The art work came tumbling out of me perhaps because I have spent so many days and nights on this mountain. The relationship is always at the centre of the creative process for me. The importance of observation is not only in the seeing, but the sheer act of being and communing with something, someone or somewhere.

Although seemingly esoteric, this approach is about chasing the importance and value of simplicity, ultimately it is about stripping oneself back to the very bones of what it means to just be. The value is ultimately not in the selling price, but in the contribution that is made to the artist’s well-being, the viewer’s well-being or perhaps in the more subtle form, the well-being of the space in which the exchange of observation and relationship took place.

What I enjoy most about this process is the surprise that occurs when, after the moment of expression, I step back and can see something at work in me that I don’t identify as myself and it gives me a sense of hope that when these hands stop working, these eyes stop seeing and this mind stops working as I have known them always to do so, there is more.

Winter Rituals – evoking a sense of belonging


This year, as the days grew shorter and the nights longer for the third winter spent living in Gippsland, I found myself craving my home made Chai Tea. As I got the recipe out I realised that it had become a seasonal ritual since having moved to my new town. This yearly touchstone gave me comfort, not just from the tea, but from the gesture of continuity within a period of great change and upheaval. Traditions and rituals are so often lacking from our culture and daily lives as a way to mark and embrace phases of transition; they allow us to move into change rather than resist it and form an import part in creating a sense of inner and outer belonging.
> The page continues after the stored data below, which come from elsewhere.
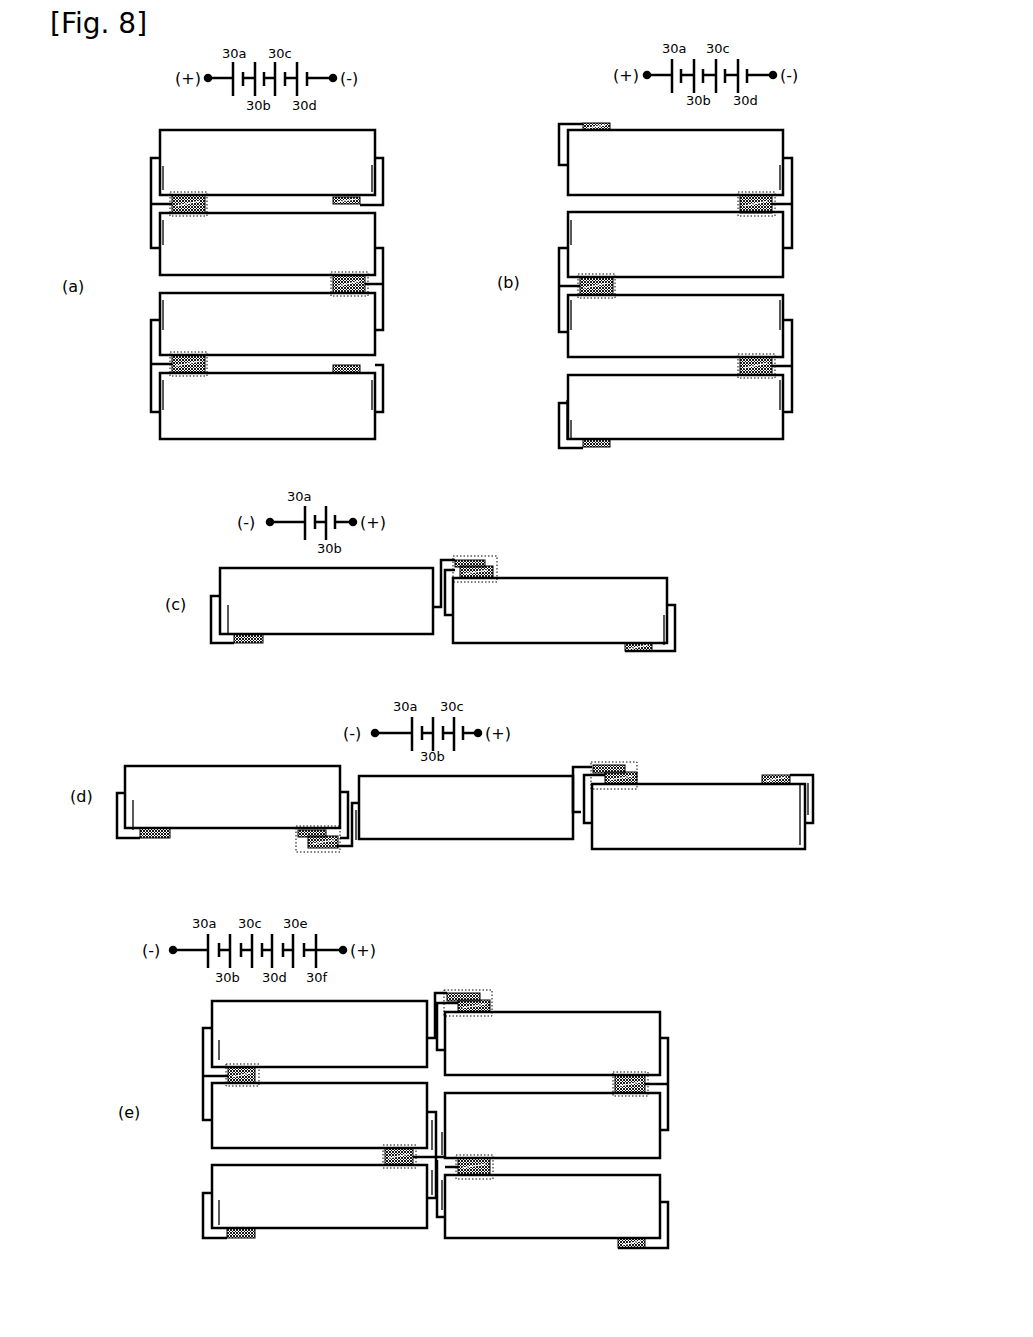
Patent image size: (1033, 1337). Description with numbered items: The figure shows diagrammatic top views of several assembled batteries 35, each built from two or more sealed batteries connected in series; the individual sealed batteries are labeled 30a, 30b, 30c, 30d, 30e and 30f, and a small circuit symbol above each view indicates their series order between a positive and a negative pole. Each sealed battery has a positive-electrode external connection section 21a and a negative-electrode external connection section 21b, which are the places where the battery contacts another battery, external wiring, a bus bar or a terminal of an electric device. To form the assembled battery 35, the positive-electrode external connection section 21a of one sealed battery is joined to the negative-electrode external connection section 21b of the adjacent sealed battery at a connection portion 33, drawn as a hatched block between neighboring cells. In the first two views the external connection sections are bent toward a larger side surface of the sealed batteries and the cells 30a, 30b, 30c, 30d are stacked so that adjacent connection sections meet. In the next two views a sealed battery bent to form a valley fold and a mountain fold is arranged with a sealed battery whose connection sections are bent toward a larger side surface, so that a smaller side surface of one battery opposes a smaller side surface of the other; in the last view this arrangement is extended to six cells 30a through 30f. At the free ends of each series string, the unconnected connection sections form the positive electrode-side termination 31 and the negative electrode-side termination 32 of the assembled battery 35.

The positive-electrode external connection section 21a is at (162, 213).
The negative-electrode external connection section 21b is at (172, 200).
The sealed battery 30a is at (454, 679).
The sealed battery 30b is at (471, 680).
The sealed battery 30c is at (482, 680).
The sealed battery 30d is at (471, 724).
The sealed battery 30e is at (552, 1125).
The sealed battery 30f is at (552, 1206).
The positive electrode-side termination 31 is at (355, 199).
The negative electrode-side termination 32 is at (360, 368).
The connection portion 33 is at (185, 195).
The assembled battery 35 is at (372, 116).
There was both a sense of adventure and also a frustration when I first arrived in my new town. Everything that I had taken for granted over years of making connections in Melbourne, suddenly took effort through trial and error. This journey has been acutely mirrored in my art practice which was my main motivation for leaving the daily commute and the pollution of noise, light and traffic.

Since moving, my art practice has shifted from the internal world of still life to the outer world of landscape, offering a way to communicate the internal atmosphere of mood. Although having grown up in the city when I sit with the scope of my experience, Gippsland has felt like home long before I came here to live. It is not the streets, or the houses, or the shop fronts and streetscapes. Those come and go – for me, the big skies, the birds’ flight home at dusk, the smell of smoke in fresh air and watching the seasons paint the landscape at their whim are where I have discovered a new and deeply inspiring source of creativity and belonging.
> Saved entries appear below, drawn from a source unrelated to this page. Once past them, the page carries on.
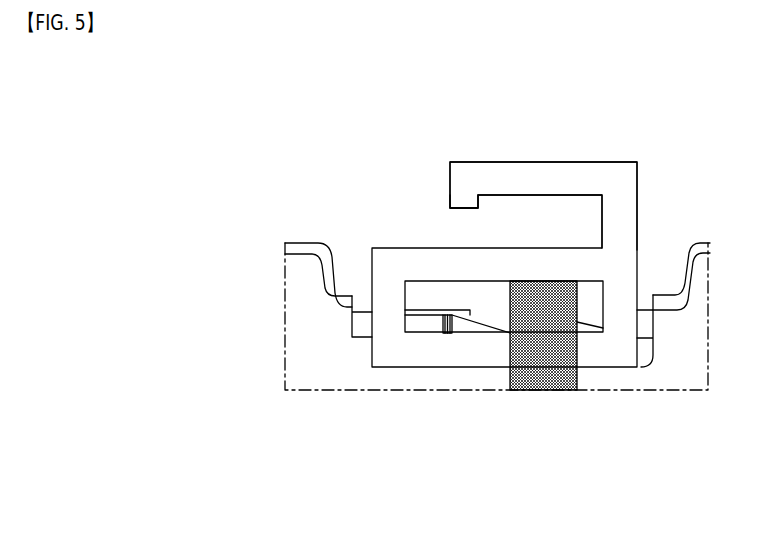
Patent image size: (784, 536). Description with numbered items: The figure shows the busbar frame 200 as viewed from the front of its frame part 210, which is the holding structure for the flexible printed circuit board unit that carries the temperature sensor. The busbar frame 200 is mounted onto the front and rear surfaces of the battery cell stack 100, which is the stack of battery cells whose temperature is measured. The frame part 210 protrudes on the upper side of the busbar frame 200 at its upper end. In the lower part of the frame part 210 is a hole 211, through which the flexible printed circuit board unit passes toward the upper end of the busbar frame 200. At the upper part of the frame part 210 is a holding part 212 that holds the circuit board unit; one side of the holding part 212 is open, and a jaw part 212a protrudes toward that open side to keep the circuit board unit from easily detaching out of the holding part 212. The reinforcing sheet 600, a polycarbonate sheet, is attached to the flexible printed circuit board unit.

The battery cell stack 100 is at (423, 311).
The busbar frame 200 is at (303, 373).
The frame part 210 is at (655, 152).
The hole 211 is at (495, 315).
The holding part 212 is at (539, 228).
The jaw part 212a is at (458, 208).
The reinforcing sheet 600 is at (550, 370).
OLYMPUS DIGITAL CAMERAThe journey to belonging is not marked by outward recognition or unspoken rules of initiation, it is an internal strength born from a sincere commitment to something of deep significance to you. It might be a favourite recipe, a craft that comes out the cupboard when the season beckons or even a daily ritual of driving the long way home because the view is better … these simple acts of conscious living can help strengthen and deepen our everyday, particularly at this time year when we are asked to dance with the dark.